When we walked into the small, sunny sitting room, many of my kids looked up at me with questions in their eyes.
Why are most of these people in wheelchairs?
What's that smell?
Why is everyone slumped over? Are they asleep? Are they gonna wake up to hear us sing?
Of course we talked about what the nursing home might look and sound and feel like back at school. But to stand there and experience it was a completely different thing.
I was frozen for a moment, trapped somewhere between the eight and the eighty year olds. I wasn't sure what to say. I didn't know if my words could build a bridge to span the chasm of years between them.
Thankfully, my teacher friend and "soul sista" Cathy Dodson was there with her class to get things started. She is a lover of the arts, a nurturer of children, and a fantastic teacher. Her class gathered toward the front of the room and the sweet sound of children's voices belted out the Bruno Mars ballad "Count on Me" perfectly, with no musical accompaniment. It filled up that quiet room like sunshine in outer space.
If you're tossin and you're turnin and you just can't fall asleep... I'll sing a song beside you... And if you ever forget how much you really mean to me... I'll remind you....
My eyes filled with tears as I watched the residents begin to open their eyes and sit a little taller. The song was like magic. It was medicine- not for the body, but for the heart.
I realized that my job wasn't really to say anything. Music was doing all the talking.
My students took the stage next and sang like never before. I think they knew how important this moment was. It wasn't about the performance as much as the joy they were passing on.
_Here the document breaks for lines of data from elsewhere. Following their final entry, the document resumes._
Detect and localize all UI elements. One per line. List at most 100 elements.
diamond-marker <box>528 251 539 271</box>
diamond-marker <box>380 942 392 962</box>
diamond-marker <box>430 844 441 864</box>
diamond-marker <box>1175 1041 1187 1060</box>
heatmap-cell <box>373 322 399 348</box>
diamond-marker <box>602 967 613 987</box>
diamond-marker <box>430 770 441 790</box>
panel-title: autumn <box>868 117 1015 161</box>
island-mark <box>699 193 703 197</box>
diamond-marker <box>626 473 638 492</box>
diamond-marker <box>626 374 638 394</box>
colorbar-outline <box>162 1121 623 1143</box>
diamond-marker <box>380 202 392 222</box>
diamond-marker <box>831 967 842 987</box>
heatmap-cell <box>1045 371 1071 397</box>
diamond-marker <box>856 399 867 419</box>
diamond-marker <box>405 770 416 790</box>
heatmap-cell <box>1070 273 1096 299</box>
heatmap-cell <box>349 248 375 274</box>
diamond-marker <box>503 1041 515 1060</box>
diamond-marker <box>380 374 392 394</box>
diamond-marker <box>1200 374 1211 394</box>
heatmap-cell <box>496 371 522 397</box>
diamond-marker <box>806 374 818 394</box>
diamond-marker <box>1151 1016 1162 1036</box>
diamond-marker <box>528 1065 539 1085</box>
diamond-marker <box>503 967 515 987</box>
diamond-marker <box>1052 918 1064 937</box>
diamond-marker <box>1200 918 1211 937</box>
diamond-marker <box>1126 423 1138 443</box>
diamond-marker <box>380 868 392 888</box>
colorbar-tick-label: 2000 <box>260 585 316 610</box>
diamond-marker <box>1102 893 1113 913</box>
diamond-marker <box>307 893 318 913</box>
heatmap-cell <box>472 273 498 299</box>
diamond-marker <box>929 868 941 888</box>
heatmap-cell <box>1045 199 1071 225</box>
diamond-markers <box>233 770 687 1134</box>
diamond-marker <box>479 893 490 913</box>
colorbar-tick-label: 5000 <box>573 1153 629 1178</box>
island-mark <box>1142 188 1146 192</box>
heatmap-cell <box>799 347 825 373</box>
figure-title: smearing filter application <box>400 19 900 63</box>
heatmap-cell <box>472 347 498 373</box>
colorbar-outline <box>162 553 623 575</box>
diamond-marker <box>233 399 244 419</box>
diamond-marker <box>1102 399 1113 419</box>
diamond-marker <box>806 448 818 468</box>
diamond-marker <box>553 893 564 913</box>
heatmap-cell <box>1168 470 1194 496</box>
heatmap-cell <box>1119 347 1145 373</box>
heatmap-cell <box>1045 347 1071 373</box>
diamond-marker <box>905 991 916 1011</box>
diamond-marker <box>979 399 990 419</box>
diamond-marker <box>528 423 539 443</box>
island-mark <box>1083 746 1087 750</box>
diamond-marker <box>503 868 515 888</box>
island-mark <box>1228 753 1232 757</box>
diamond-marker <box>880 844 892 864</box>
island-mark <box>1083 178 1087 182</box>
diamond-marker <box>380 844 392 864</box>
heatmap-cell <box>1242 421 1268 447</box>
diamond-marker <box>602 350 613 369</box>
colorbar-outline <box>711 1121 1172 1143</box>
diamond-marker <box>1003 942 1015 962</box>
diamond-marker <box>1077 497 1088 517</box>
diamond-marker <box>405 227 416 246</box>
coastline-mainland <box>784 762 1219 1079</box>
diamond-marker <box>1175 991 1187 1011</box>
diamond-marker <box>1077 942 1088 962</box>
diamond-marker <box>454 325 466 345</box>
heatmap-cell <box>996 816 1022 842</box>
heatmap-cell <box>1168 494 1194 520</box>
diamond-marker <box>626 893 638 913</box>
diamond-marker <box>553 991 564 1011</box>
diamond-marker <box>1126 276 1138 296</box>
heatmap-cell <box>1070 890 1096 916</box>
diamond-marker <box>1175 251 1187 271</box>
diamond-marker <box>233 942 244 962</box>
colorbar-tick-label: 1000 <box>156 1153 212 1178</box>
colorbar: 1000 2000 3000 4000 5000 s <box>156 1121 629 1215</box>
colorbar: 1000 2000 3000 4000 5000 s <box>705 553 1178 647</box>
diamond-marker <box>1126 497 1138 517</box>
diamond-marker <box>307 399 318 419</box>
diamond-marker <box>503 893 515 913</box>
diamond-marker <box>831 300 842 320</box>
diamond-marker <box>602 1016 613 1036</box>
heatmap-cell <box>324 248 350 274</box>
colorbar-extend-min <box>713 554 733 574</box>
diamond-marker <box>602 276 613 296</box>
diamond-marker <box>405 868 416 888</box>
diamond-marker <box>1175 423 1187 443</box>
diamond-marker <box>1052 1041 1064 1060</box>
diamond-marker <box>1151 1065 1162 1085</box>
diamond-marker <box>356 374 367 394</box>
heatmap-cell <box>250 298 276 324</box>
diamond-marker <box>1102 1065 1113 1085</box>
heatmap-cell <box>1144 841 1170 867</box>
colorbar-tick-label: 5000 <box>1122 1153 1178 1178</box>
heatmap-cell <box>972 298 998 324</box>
I looked out on the sea of wrinkled faces and saw sparkling eyes. One lady (who told me later that she is 102!) was making little funny faces at the kids and waving her arms. An man with hair the color of snow was smiling quietly and clapping along.
Mrs. Dodson's students took turns sharing some of their creative writing. One little boy read about spending time with his grandson in a poem that had wisdom and depth and poignancy beyond his 9 short years on this planet.
I thought about how much kids and elderly people alike have to teach us. They have such wisdom and such courage. They tell the best stories. They know the importance of family.
Part of turning 30 is the halting realization that life on earth is short. The past 10 years have gone by in a blink, and I shudder to think at how fast the next 10 will speed by. I had hoped that my list would provide a sense of urgency - not just to live life to the fullest or to seize the day- but to serve others to the fullest.
Because one secret I have learned in my 29 years here on Earth is that the best way to get joy is to give it away.
I pray that this trip taught my students that lesson. It is probably the most important one I can ever teach.
Now I know:
I am so thankful for music and the way it touches the heart. I am so thankful for my job and the opportunity to spend my days with children. I am so thankful for friends to help me cross off items on my list. I am so thankful for almost 30 years of life. What a privilege. What a gift.